Karena Nabi sedang sibuk untuk persiapan berangkat menuju perang Tabuk, maka beliau menjanjikan InsyaAllah sepulang dari Tabuk akan ke masjid tersebut. Sepulang dari Tabuk, dalam perjalanan pulang menuju Madinah, datang wahyu dari Allah tentang masjid ‘dhirar’ tersebut, maka Nabi kemudian mengutus Sahabatnya untuk menghancurkan masjid tersebut.
(disarikan dari penjelasan Ibnu Katsir dalam Tafsirnya)
Artikel penting lainnya: Kisah Zaid bin Arqom dan Ucapan Buruk Kaum Munafik
Dalam ayat ini Allah melarang Nabi shollallahu alaihi wasallam untuk sholat di masjid ‘dhirar’ tersebut selama-lamanya karena masjid itu dibangun di atas kekufuran, dan untuk memecah belah kaum muslimin agar jamaah yang ke masjid Quba’ berkurang, serta sebagai tempat pengintaian bagi pasukan yang akan memerangi Allah dan RasulNya. Disebut masjid ‘dhirar’ karena tujuan pembangunannya adalah untuk memberikan kemudharatan bagi kaum muslimin.
Karena masjid itu dibangun tidak di atas taqwa dan keimanan, tapi kekufuran, maka tidak diperbolehkan sholat di masjid tersebut, meski niat sholatnya adalah ikhlas karena Allah. Demikian juga seseorang tidak diperbolehkan berkurban (menyembelih binatang dalam rangka ibadah) – meski niatnya hanya untuk Allah – di tempat yang dibangun di atas kesyirikan yang di sana telah dilakukan pelaksanaan berkurban untuk selain Allah.
Meski orang-orang munafik itu bersumpah bahwa tujuan mereka adalah kebaikan, namun Allah membongkar rencana busuk mereka. Allah mempersaksikan bahwa mereka sungguh-sungguh berdusta.

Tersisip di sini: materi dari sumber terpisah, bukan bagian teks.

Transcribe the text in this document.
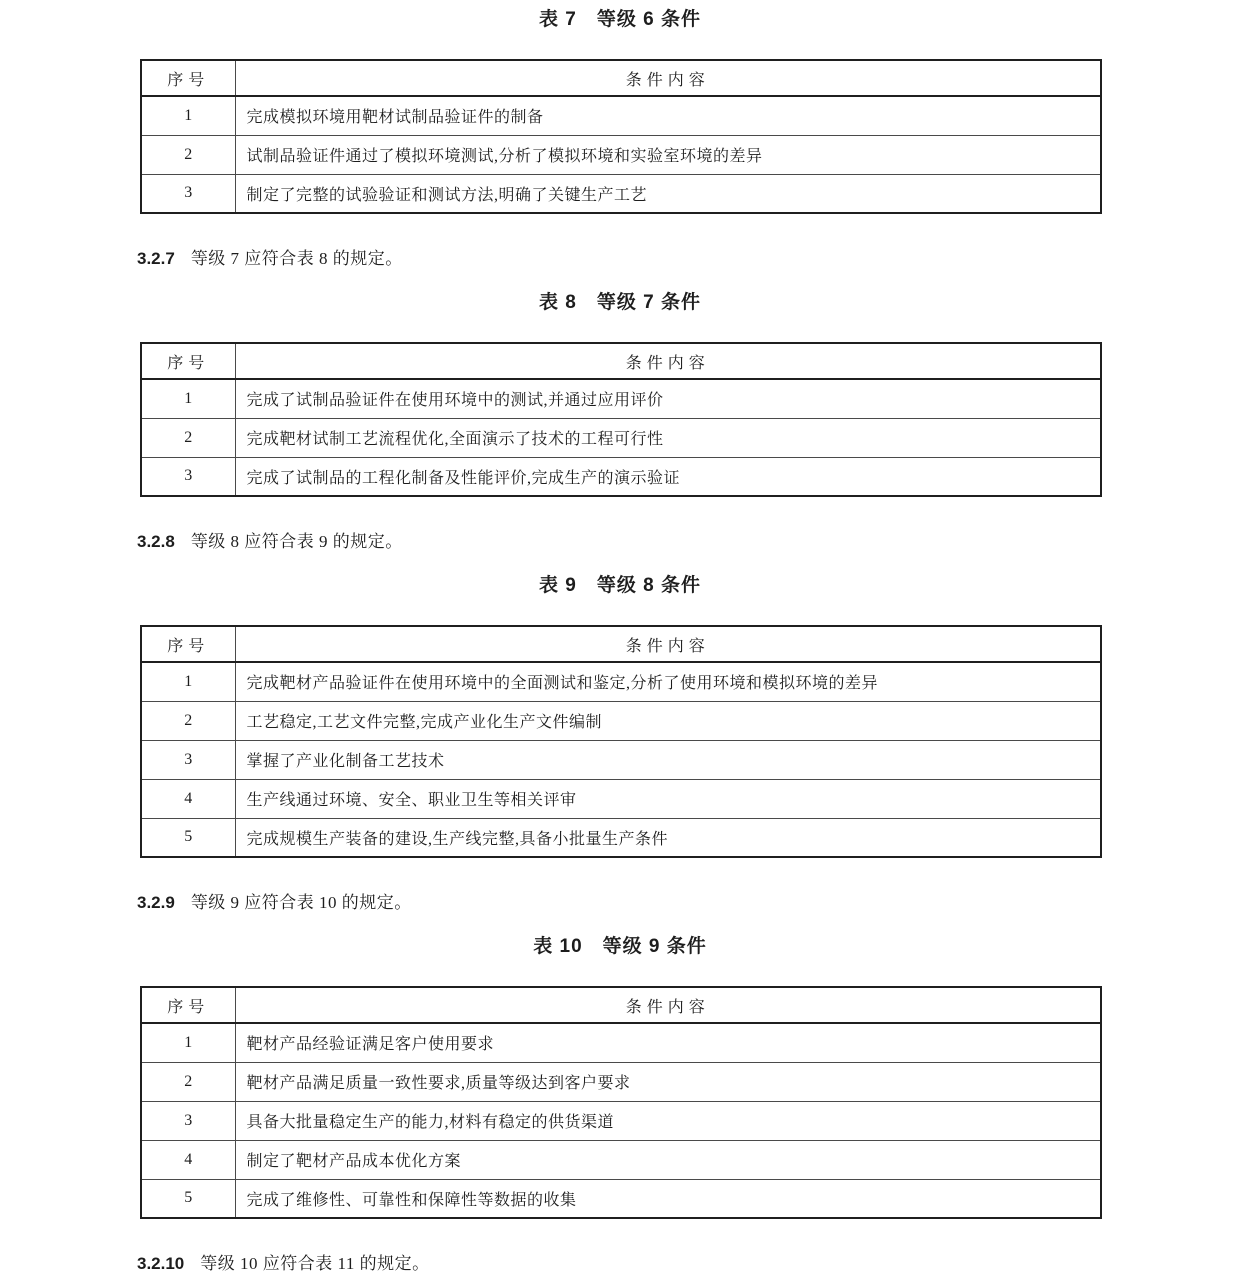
表 7 等级 6 条件
序号	条件内容
1	完成模拟环境用靶材试制品验证件的制备
2	试制品验证件通过了模拟环境测试,分析了模拟环境和实验室环境的差异
3	制定了完整的试验验证和测试方法,明确了关键生产工艺

3.2.7 等级 7 应符合表 8 的规定。

表 8 等级 7 条件
序号	条件内容
1	完成了试制品验证件在使用环境中的测试,并通过应用评价
2	完成靶材试制工艺流程优化,全面演示了技术的工程可行性
3	完成了试制品的工程化制备及性能评价,完成生产的演示验证

3.2.8 等级 8 应符合表 9 的规定。

表 9 等级 8 条件
序号	条件内容
1	完成靶材产品验证件在使用环境中的全面测试和鉴定,分析了使用环境和模拟环境的差异
2	工艺稳定,工艺文件完整,完成产业化生产文件编制
3	掌握了产业化制备工艺技术
4	生产线通过环境、安全、职业卫生等相关评审
5	完成规模生产装备的建设,生产线完整,具备小批量生产条件

3.2.9 等级 9 应符合表 10 的规定。

表 10 等级 9 条件
序号	条件内容
1	靶材产品经验证满足客户使用要求
2	靶材产品满足质量一致性要求,质量等级达到客户要求
3	具备大批量稳定生产的能力,材料有稳定的供货渠道
4	制定了靶材产品成本优化方案
5	完成了维修性、可靠性和保障性等数据的收集

3.2.10 等级 10 应符合表 11 的规定。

Allah melarang NabiNya untuk sholat di masjid ‘dhirar’ itu selama-lamanya. Allah menyatakan bahwa masjid yang dibangun di atas ketaqwaan adalah tempat yang berhak untuk dipakai sholat, bukan masjid yang dibangun di atas kekufuran. Masjid yang dibangun di atas ketaqwaan itu adalah masjid Quba’. Pada masjid Quba’ itu terdapat orang-orang yang suka bersuci, yaitu para Sahabat Nabi yang ketika buang air kecil atau buang air besar beristinja’ menggunakan air. Allah mencintai orang-orang yang suka mensucikan dirinya.